Indicating Robot Vision Capabilities with Augmented Reality
Hong Wang, Ridhima Phatak, James Ocampo, Zhao Han
TL;DR
This work tackles the misalignment between human mental models and robot vision by introducing four augmented reality FoV indicators that range from egocentric to allocentric designs. Through a Bayesian-guided, 1×5 human-subject experiment with Pepper and HoloLens 2, the study demonstrates that allocentric indicators in the task space yield the highest accuracy, with Eye Socket designs also improving correctness and overall confidence remaining high while workload stays low. The authors provide six practical guidelines for applying AR indicators or physical alterations to align human expectations with robots' actual FoV, highlighting implications for transparency and coordination in human-robot collaboration.
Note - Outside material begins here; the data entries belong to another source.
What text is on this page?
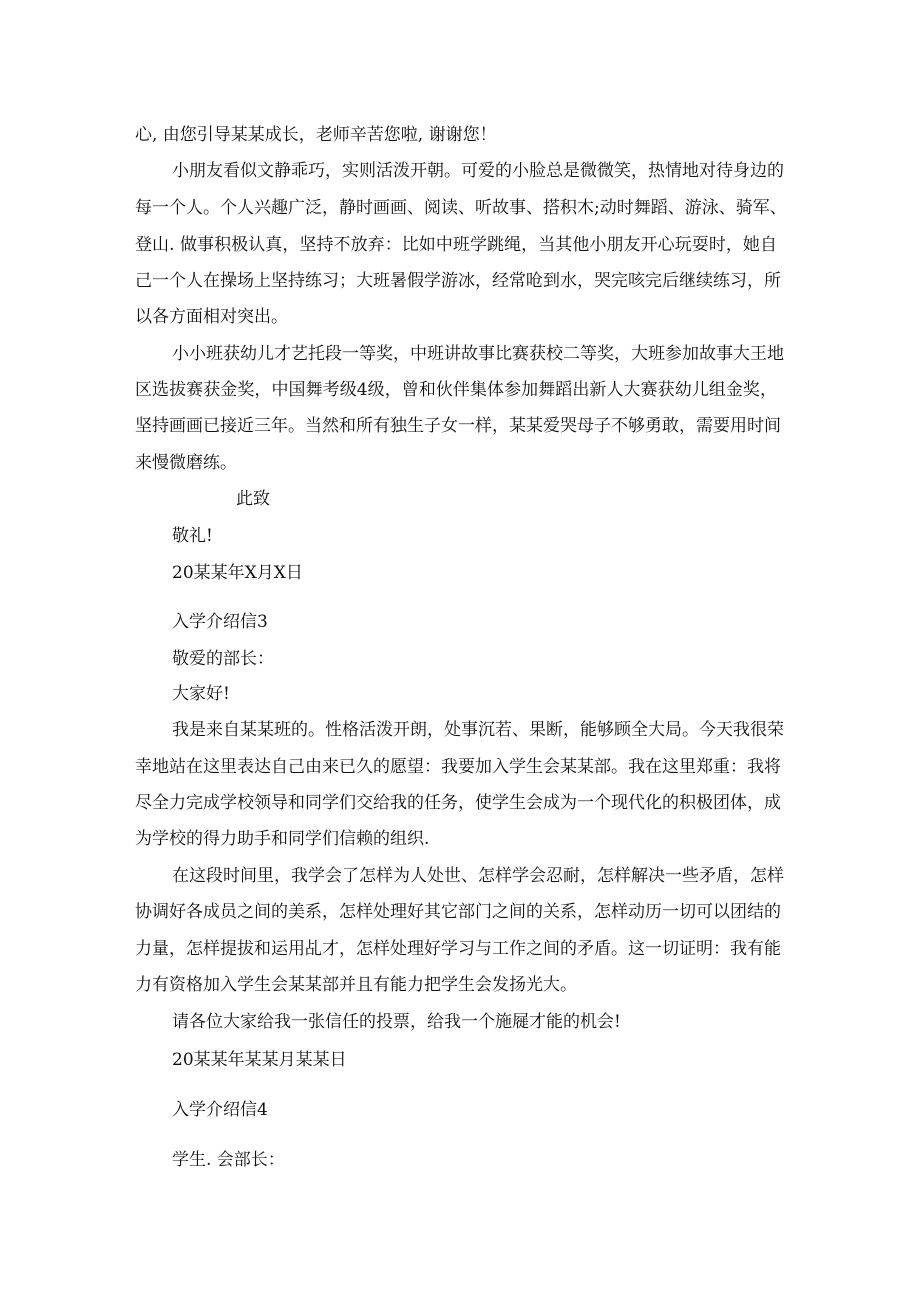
心, 由您引导某某成长，老师辛苦您啦, 谢谢您！
小朋友看似文静乖巧，实则活泼开朝。可爱的小脸总是微微笑，热情地对待身边的
每一个人。个人兴趣广泛，静时画画、阅读、听故事、搭积木;动时舞蹈、游泳、骑军、
登山. 做事积极认真，坚持不放弃：比如中班学跳绳，当其他小朋友开心玩耍时，她自
己一个人在操场上坚持练习；大班暑假学游冰，经常呛到水，哭完咳完后继续练习，所
以各方面相对突出。
小小班获幼儿才艺托段一等奖，中班讲故事比赛获校二等奖，大班参加故事大王地
区选拔赛获金奖，中国舞考级4级，曾和伙伴集体参加舞蹈出新人大赛获幼儿组金奖，
坚持画画已接近三年。当然和所有独生子女一样，某某爱哭母子不够勇敢，需要用时间
来慢微磨练。
此致
敬礼!
20某某年X月X日
入学介绍信3
敬爱的部长：
大家好!
我是来自某某班的。性格活泼开朗，处事沉若、果断，能够顾全大局。今天我很荣
幸地站在这里表达自己由来已久的愿望：我要加入学生会某某部。我在这里郑重：我将
尽全力完成学校领导和同学们交给我的任务，使学生会成为一个现代化的积极团体，成
为学校的得力助手和同学们信赖的组织.
在这段时间里，我学会了怎样为人处世、怎样学会忍耐，怎样解决一些矛盾，怎样
协调好各成员之间的美系，怎样处理好其它部门之间的关系，怎样动历一切可以团结的
力量，怎样提拔和运用乩才，怎样处理好学习与工作之间的矛盾。这一切证明：我有能
力有资格加入学生会某某部并且有能力把学生会发扬光大。
请各位大家给我一张信任的投票，给我一个施屣才能的机会!
20某某年某某月某某日
入学介绍信4
学生. 会部长：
The findings inform AR-based transparency design and offer a path toward improved, task-relevant human–robot communication in real-world settings.
Abstract
Research indicates that humans can mistakenly assume that robots and humans have the same field of view (FoV), possessing an inaccurate mental model of robots. This misperception may lead to failures during human-robot collaboration tasks where robots might be asked to complete impossible tasks about out-of-view objects. The issue is more severe when robots do not have a chance to scan the scene to update their world model while focusing on assigned tasks. To help align humans' mental models of robots' vision capabilities, we propose four FoV indicators in augmented reality (AR) and conducted a user human-subjects experiment (N=41) to evaluate them in terms of accuracy, confidence, task efficiency, and workload. These indicators span a spectrum from egocentric (robot's eye and head space) to allocentric (task space). Results showed that the allocentric blocks at the task space had the highest accuracy with a delay in interpreting the robot's FoV. The egocentric indicator of deeper eye sockets, possible for physical alteration, also increased accuracy. In all indicators, participants' confidence was high while cognitive load remained low. Finally, we contribute six guidelines for practitioners to apply our AR indicators or physical alterations to align humans' mental models with robots' vision capabilities.